Table 3 presents the AUROC scores for various classifiers in mortality prediction. Notably, for the 3-day mortality prediction, the bagging classifier achieved the highest AUROC score of 0.8112, surpassing other methods. In contrast, for the 30-day and 365-day mortality predictions, the Adaboost classifier obtained the highest AUROC scores of 0.7952 and 0.7898, respectively. This highlights Adaboost’s superior capability in distinguishing between patients who were readmitted and those who were not. Figure 3 depicts the ROC curves of the classifiers, visually illustrating their trade-offs between true positive and false positive rates. These curves effectively demonstrate the performance of each classifier across different thresholds. In the figure, the red dashed line represents the baseline for a random classifier, corresponding to an AUROC of 0.5. Figure 4 compares the AUROC scores for different machine learning methods across 3 days, 30 days, and 365 days, providing a clear visualization of their relative effectiveness.
Table 4 provides a comprehensive summary of the performance of six machine learning models in predicting ICU patient mortality at 3, 30, and 365 days post-discharge, evaluated using precision, recall, F1 score, and accuracy. The results indicate that the GaussianNB model attained the highest accuracy for mortality prediction at all three of the time intervals considered in this study, as follows: 0.8832 at 3 days, 0.8742 at 30 days, and 0.8693 at 365 days. Adaboost followed, demonstrating the second-highest accuracy with values of 0.8766, 0.8256, and 0.8161 at 3 days, 30 days, and 365 days, respectively.

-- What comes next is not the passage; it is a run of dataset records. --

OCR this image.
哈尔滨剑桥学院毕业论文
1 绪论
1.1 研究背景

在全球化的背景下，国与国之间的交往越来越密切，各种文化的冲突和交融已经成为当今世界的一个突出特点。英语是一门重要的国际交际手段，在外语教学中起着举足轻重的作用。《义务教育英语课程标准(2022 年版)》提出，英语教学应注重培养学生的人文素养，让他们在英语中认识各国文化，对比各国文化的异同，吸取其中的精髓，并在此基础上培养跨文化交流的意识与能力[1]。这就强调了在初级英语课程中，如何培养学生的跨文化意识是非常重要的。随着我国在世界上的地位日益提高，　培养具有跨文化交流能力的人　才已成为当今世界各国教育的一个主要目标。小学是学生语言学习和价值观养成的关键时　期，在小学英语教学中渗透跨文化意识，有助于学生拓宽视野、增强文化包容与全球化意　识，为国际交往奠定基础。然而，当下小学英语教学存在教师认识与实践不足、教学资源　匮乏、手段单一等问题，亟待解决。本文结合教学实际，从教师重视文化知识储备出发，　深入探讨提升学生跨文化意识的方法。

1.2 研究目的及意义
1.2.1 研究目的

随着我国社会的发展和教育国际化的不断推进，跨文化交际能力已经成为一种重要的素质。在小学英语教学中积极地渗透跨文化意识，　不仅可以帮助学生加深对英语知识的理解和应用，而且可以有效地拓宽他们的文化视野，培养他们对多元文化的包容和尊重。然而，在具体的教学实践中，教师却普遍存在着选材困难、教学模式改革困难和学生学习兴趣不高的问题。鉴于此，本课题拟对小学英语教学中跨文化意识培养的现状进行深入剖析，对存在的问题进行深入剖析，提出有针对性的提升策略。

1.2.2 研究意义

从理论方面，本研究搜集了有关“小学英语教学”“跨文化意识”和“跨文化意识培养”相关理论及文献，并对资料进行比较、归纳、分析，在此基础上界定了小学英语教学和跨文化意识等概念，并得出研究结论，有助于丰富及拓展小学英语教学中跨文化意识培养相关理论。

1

3.2. Prediction of the Readmission

As with the mortality prediction, a 10-fold cross-validation approach was used to develop a prediction model for 30-day readmission rates in patients with type 2 diabetes. The model integrated data collected during the patient’s last 24 h before discharge and the corresponding treatment plan provided by the attending physician. The dataset was divided into training (80%) and testing (20%) subsets, and rigorous statistical analysis was performed to evaluate the performance of the model. The results summarized in Table 5 and shown in Figure 5 show the AUROC scores and ROC curves for various classifiers.
Table 5 presents the AUROC scores of different classifiers, indicating their respective performance in predicting readmission rates. Notably, the MLP classifier achieved the highest AUROC score of 0.8487, outperforming the other methods. This suggests its superior ability to discriminate between readmitted and non-readmitted patients. Figure 5 depicts the ROC curves for the classifiers, visually representing their trade-off between the true positive rate and false positive rate. The curves illustrate the performance of each classifier across different threshold values.
Our model, utilizing data collected within 24 h before hospital discharge, demonstrates promising accuracy, approaching 85%, in predicting readmission rates for type 2 diabetes patients within 30 days post-discharge. Particularly, the MLP classifier exhibits the highest prediction accuracy among the tested methods, reaffirming its effectiveness in this predictive task. These findings underscore the potential of employing machine learning techniques to enhance clinical decision-making and patient management strategies for ICU type 2 diabetes patients.
Table 6 presents Adaboost demonstrated the highest precision (0.5306), indicating its capability to accurately identify true positives with minimal false positives. Its recall (0.8298) and F1 score (0.6473) further substantiate its effectiveness in correctly identifying positive cases while maintaining a balance between precision and recall. The high-accuracy score of Adaboost (0.9249) underscores its robust performance in accurately predicting patient readmissions after discharge. This indicates its potential to assist clinicians in making well-informed decisions to enhance patient outcomes in the ICU setting. Overall, the comprehensive analysis of the classification model performance metrics highlights the efficacy of Adaboost in predicting readmission rates for type 2 diabetes patients post-discharge, thereby offering valuable insights for clinical decision-making and patient management strategies.

4. Discussion

4.1. Mortality Principal Findings

In a study utilizing data from two multicenter databases [37], it was concluded that hospitalization with type 2 diabetes mellitus is associated with an increased risk of mortality following community-acquired pneumonia. Conversely, Donnelly, Nair [38], in a large prospective population-based study, found that while type 2 diabetes was significantly associated with an increased risk of hospitalization for infection, it did not correlate with higher 28-day mortality [39]. Notably, neither study employed machine learning techniques to further predict mortality outcomes. This study aims to delve deeper into the importance of variable generation through machine learning methods, to gain insights into key factors affecting patient mortality, and to identify potential preventive measures in medical practice. To this end, we utilized a 10-fold cross-validation approach to develop a predictive model for type 2 diabetes patients, forecasting mortality at intervals of 3, 30, and 365 days. The model incorporates data collected during the first 24 h of ICU admission. A comprehensive evaluation of the model’s performance through various statistical analyses, including the AUROC values presented in Table 3, underscores the efficacy of the six machine learning methods employed. Our findings demonstrate the robustness of the model when based on quantitative data, with bagging and Adaboost identified as particularly effective models for predicting mortality across different time intervals. This integration offers a holistic approach to mortality prediction, providing clinicians with valuable tools to make informed decisions and improve outcomes for ICU patients.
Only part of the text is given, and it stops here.